La unción sacerdotal se mantiene fresca en una relación viva con Cristo
Ahora bien, ¿cómo mantener fresca y viva la unción sacerdotal, como evitar que el aceite se vuelva rancio y que la unción se seque?. La unción se mantiene fresca en una relación viva con Jesucristo, –son palabras del Papa Francisco. Es esta relación la que nos salva de la tentación de la amargura, de la mundanidad, de la idolatría ‘al dios Narciso’, de la ideología, de la mediocridad, de la vanidad y del dinero, del individualismo y del aislamiento. Podemos perder todo pero no nuestro vínculo con el Señor, de otro modo no tendríamos nada más que dar a la gente.
Esta relación se mantiene viva en el encuentro personal con Cristo permanentemente renovado. Como en el caso de los primeros discípulos ha de ser un encuentro real, con el Cristo vivo, que nos lleve no sólo a conocerle sino también a descubrirle; un encuentro tan penetrante y envolvente que toque a nuestras personas en nuestro mismo centro vital, que nos sobrecoja y nos lleve a pasar del miedo a la alegría, de la decepción a la esperanza, del fracaso al ardor pastoral. Este encuentro habitual con Cristo ira transformando nuestra vida y todas las dimensiones de nuestra existencia. Este encuentro nos movilizará e impulsará a contar lo que hemos vivido y experimentado, y hacerlo con temple y aguante, sabiendo que los discípulos del Señor estamos llamados a compartir su destino, su cruz. Este encuentro con el Señor será tan fuerte que nos llevará a la comunidad y hará de nosotros una comunidad de hermanos, discípulos misioneros del Señor, que viven la fraternidad y nada ni nadie podrá parar en la misión que el Señor nos encomienda a través de su Iglesia.
Sabemos bien, queridos sacerdotes, donde se lleva a cabo este encuentro personal con el Señor. Sin querer ser exhaustivo nos encontraremos con el Señor en la escucha atenta y orante de la Palabra de Dios, en la oración personal diaria y en la comunitaria, en la oración de intercesión por nuestro pueblo, en el rezo pausado y atento de la Liturgia de las Horas, en la celebración devota de la Eucaristía cada día, en la recepción frecuente del sacramento de la Penitencia, en la adoración frecuente del Señor en el Sagrario, en la devoción a la Virgen, en los pobres y en tantas personas que el Señor va poniendo en nuestros caminos, y en nuestra propia comunidad de presbíteros.
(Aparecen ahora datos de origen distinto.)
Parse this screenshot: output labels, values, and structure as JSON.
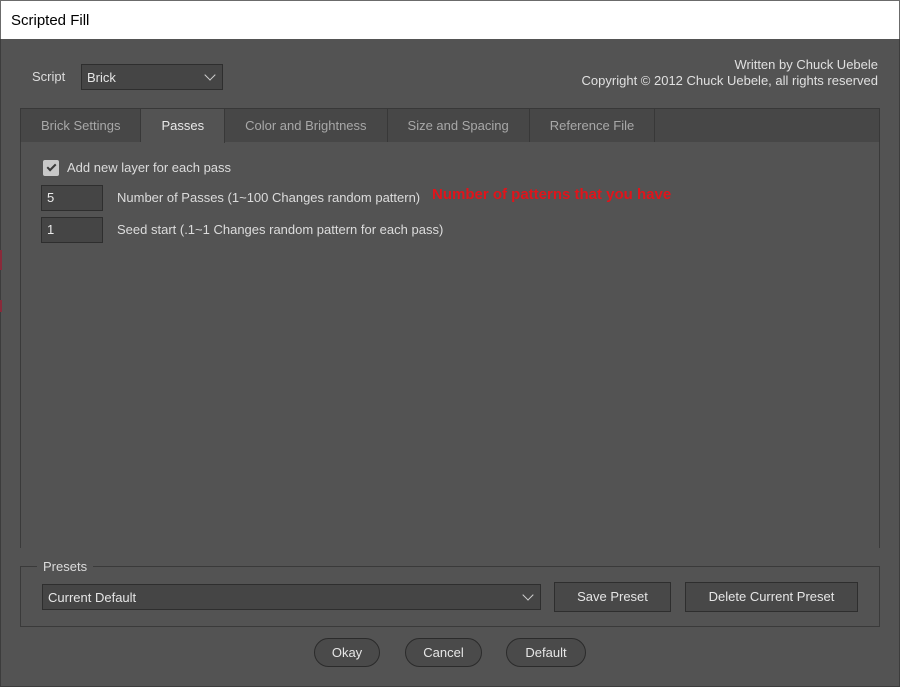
{
  "window": {
    "title": "Scripted Fill"
  },
  "script": {
    "label": "Script",
    "selected": "Brick"
  },
  "credits": {
    "line1": "Written by Chuck Uebele",
    "line2": "Copyright © 2012 Chuck Uebele, all rights reserved"
  },
  "tabs": [
    {
      "label": "Brick Settings",
      "active": false
    },
    {
      "label": "Passes",
      "active": true
    },
    {
      "label": "Color and Brightness",
      "active": false
    },
    {
      "label": "Size and Spacing",
      "active": false
    },
    {
      "label": "Reference File",
      "active": false
    }
  ],
  "passes": {
    "add_layer_label": "Add new layer for each pass",
    "add_layer_checked": true,
    "num_passes_value": "5",
    "num_passes_label": "Number of Passes (1~100 Changes random pattern)",
    "seed_value": "1",
    "seed_label": "Seed start (.1~1 Changes random pattern for each pass)",
    "annotation": "Number of patterns that you have",
    "annotation_color": "#e0141b"
  },
  "presets": {
    "legend": "Presets",
    "selected": "Current Default",
    "save_label": "Save Preset",
    "delete_label": "Delete Current Preset"
  },
  "footer": {
    "okay_label": "Okay",
    "cancel_label": "Cancel",
    "default_label": "Default"
  }
}
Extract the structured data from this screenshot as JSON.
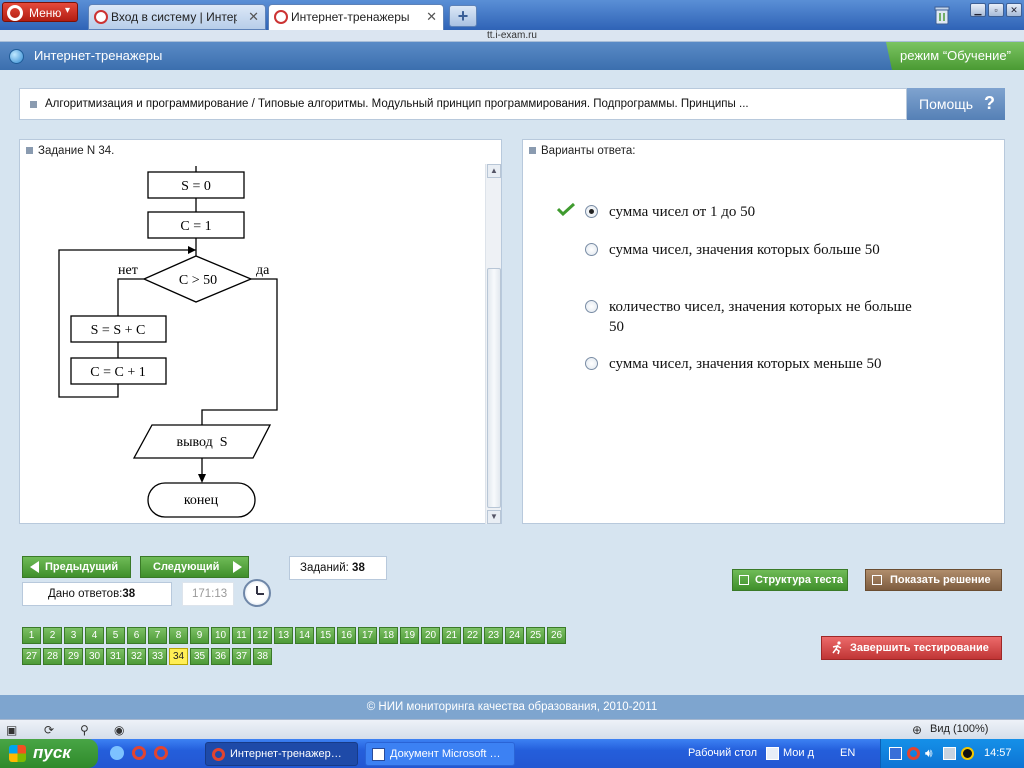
{
  "browser": {
    "menu_label": "Меню",
    "tabs": [
      {
        "title": "Вход в систему | Интер…"
      },
      {
        "title": "Интернет-тренажеры"
      }
    ],
    "url": "tt.i-exam.ru",
    "zoom": "Вид (100%)"
  },
  "app": {
    "title": "Интернет-тренажеры",
    "mode": "режим “Обучение”",
    "topic": "Алгоритмизация и программирование / Типовые алгоритмы. Модульный принцип программирования. Подпрограммы. Принципы ...",
    "help_label": "Помощь",
    "help_glyph": "?"
  },
  "task": {
    "header": "Задание N 34.",
    "flowchart": {
      "s_init": "S = 0",
      "c_init": "C = 1",
      "condition": "C > 50",
      "no_label": "нет",
      "yes_label": "да",
      "s_update": "S = S + C",
      "c_update": "C = C + 1",
      "output": "вывод  S",
      "end": "конец"
    }
  },
  "answers": {
    "header": "Варианты ответа:",
    "selected_index": 0,
    "options": [
      {
        "text": "сумма чисел от 1 до 50",
        "correct": true
      },
      {
        "text": "сумма чисел, значения которых больше 50"
      },
      {
        "text": "количество чисел, значения которых не больше 50"
      },
      {
        "text": "сумма чисел, значения которых меньше 50"
      }
    ]
  },
  "controls": {
    "prev_label": "Предыдущий",
    "next_label": "Следующий",
    "tasks_label": "Заданий:",
    "tasks_total": "38",
    "answered_label": "Дано ответов:",
    "answered_count": "38",
    "timer": "171:13",
    "structure_label": "Структура теста",
    "solution_label": "Показать решение",
    "finish_label": "Завершить тестирование",
    "current_task": 34,
    "task_numbers": [
      "1",
      "2",
      "3",
      "4",
      "5",
      "6",
      "7",
      "8",
      "9",
      "10",
      "11",
      "12",
      "13",
      "14",
      "15",
      "16",
      "17",
      "18",
      "19",
      "20",
      "21",
      "22",
      "23",
      "24",
      "25",
      "26",
      "27",
      "28",
      "29",
      "30",
      "31",
      "32",
      "33",
      "34",
      "35",
      "36",
      "37",
      "38"
    ]
  },
  "footer": "© НИИ мониторинга качества образования, 2010-2011",
  "taskbar": {
    "start_label": "пуск",
    "items": [
      {
        "label": "Интернет-тренажер…"
      },
      {
        "label": "Документ Microsoft …"
      }
    ],
    "desktop_label": "Рабочий стол",
    "my_label": "Мои д",
    "lang": "EN",
    "time": "14:57"
  },
  "colors": {
    "accent_green": "#4a9a33",
    "header_blue": "#3b6fae",
    "finish_red": "#c03535",
    "current_task_yellow": "#ffee55"
  }
}
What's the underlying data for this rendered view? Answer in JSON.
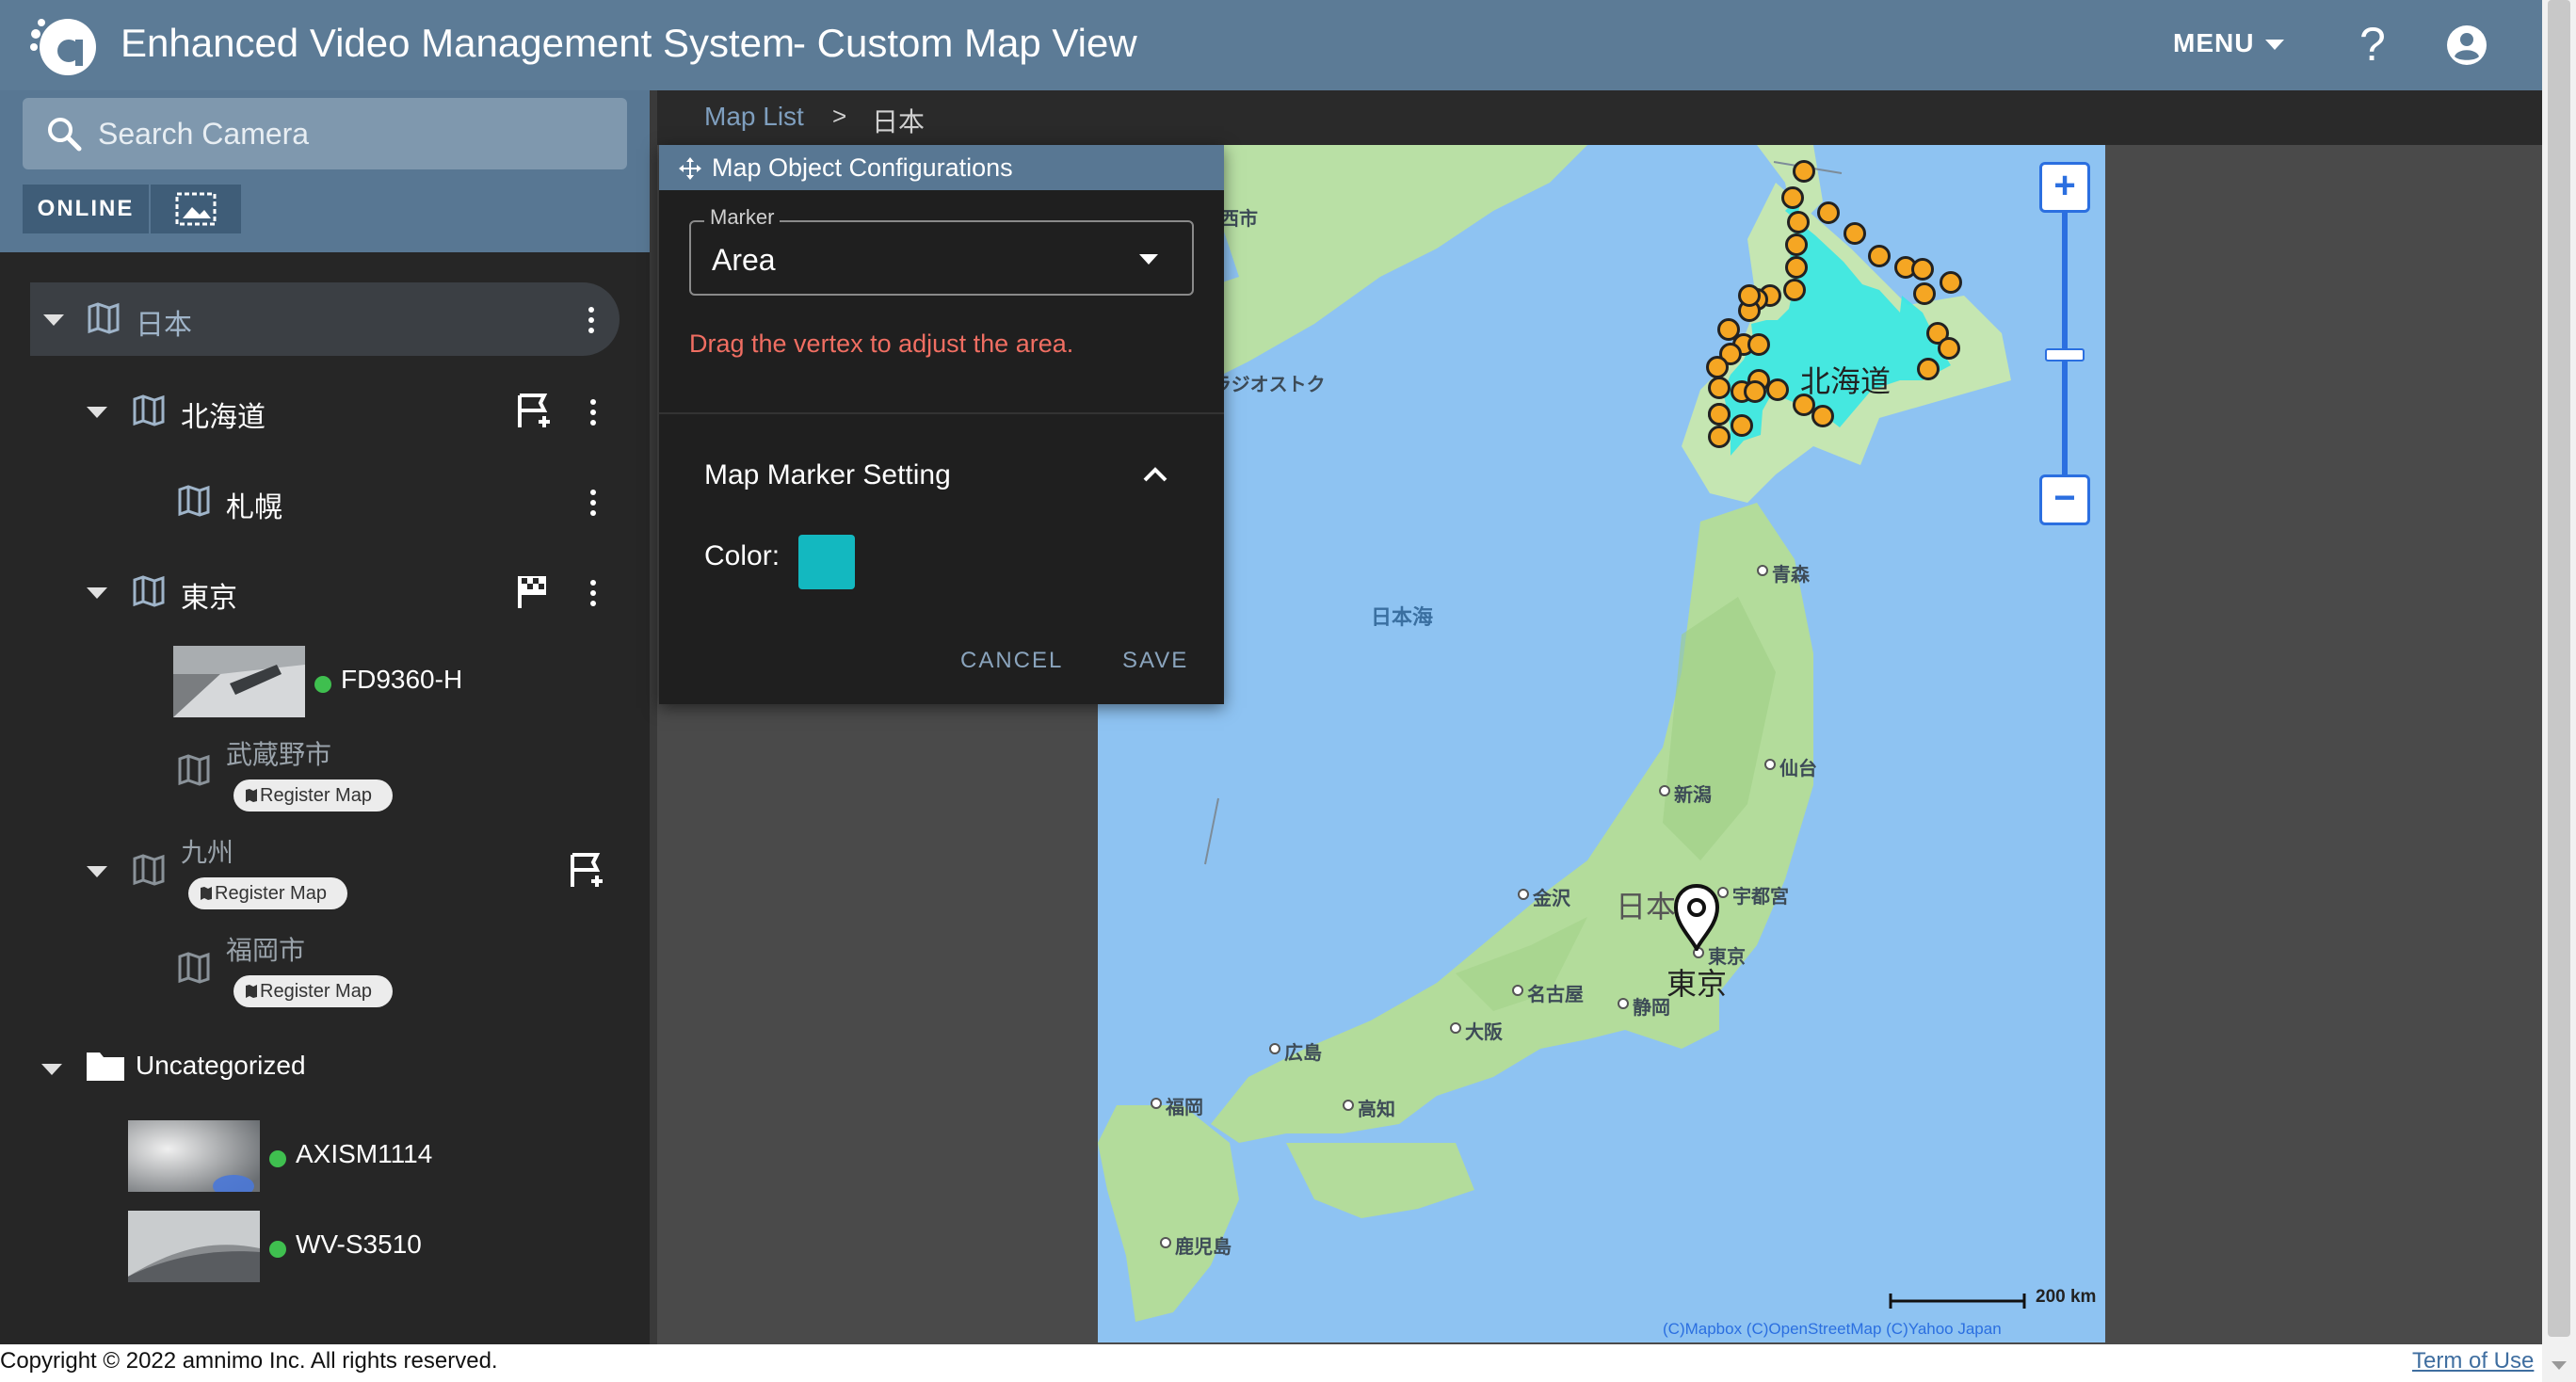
{
  "header": {
    "app_title": "Enhanced Video Management System",
    "view_title": "- Custom Map View",
    "menu_label": "MENU",
    "help_label": "?",
    "brand_color": "#5c7b96"
  },
  "sidebar": {
    "search_placeholder": "Search Camera",
    "online_label": "ONLINE",
    "tree": {
      "root": "日本",
      "hokkaido": "北海道",
      "sapporo": "札幌",
      "tokyo": "東京",
      "camera_fd": "FD9360-H",
      "musashino": "武蔵野市",
      "kyushu": "九州",
      "fukuoka": "福岡市",
      "uncategorized": "Uncategorized",
      "camera_axis": "AXISM1114",
      "camera_wv": "WV-S3510"
    },
    "register_map_label": "Register Map"
  },
  "breadcrumb": {
    "link": "Map List",
    "separator": ">",
    "current": "日本"
  },
  "dialog": {
    "title": "Map Object Configurations",
    "marker_legend": "Marker",
    "marker_value": "Area",
    "hint": "Drag the vertex to adjust the area.",
    "section_title": "Map Marker Setting",
    "color_label": "Color:",
    "color_value": "#13b8c0",
    "cancel_label": "CANCEL",
    "save_label": "SAVE"
  },
  "map": {
    "area_label": "北海道",
    "pin_label": "東京",
    "country_label": "日本",
    "sea_label": "日本海",
    "cities": {
      "vladivostok": "ウラジオストク",
      "aomori": "青森",
      "sendai": "仙台",
      "niigata": "新潟",
      "utsunomiya": "宇都宮",
      "kanazawa": "金沢",
      "tokyo": "東京",
      "nagoya": "名古屋",
      "shizuoka": "静岡",
      "osaka": "大阪",
      "hiroshima": "広島",
      "kochi": "高知",
      "fukuoka": "福岡",
      "kagoshima": "鹿児島",
      "nishi": "西市"
    },
    "zoom_in_label": "+",
    "zoom_out_label": "−",
    "scale_label": "200 km",
    "attribution": "(C)Mapbox (C)OpenStreetMap (C)Yahoo Japan",
    "area_color": "#3ae8e4"
  },
  "footer": {
    "copyright": "Copyright © 2022 amnimo Inc. All rights reserved.",
    "terms": "Term of Use"
  }
}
Para pastorear a nuestro Pueblo de Dios
Somos ungidos para ungir a nuestro Pueblo de Dios. Seamos siempre mediadores generosos de la gracia de Dios, siempre disponibles para ofrecer nuestro servicio pastoral a quien nos lo reclame. Acojamos en nuestro corazón el programa esbozado por Jesús en la sinagoga de Nazaret. Amemos a todos, pero especialmente a los más pobres, a los cautivos por tantas cadenas, a los enfermos y a los marginados por la soledad y el abandono, a los parados y a los que han pedido toda esperanza. Aceptemos también el sufrimiento pastoral, como un aspecto de la caridad pastoral, que significa, en palabras del Papa, “sufrir con y por las personas, como un padre y una madre sufren por sus hijos”. Oremos e intercedamos ante el Sagrario por nuestro pueblo, teniendo muy presentes la vida, los problemas, los sufrimientos y dolores de nuestros fieles.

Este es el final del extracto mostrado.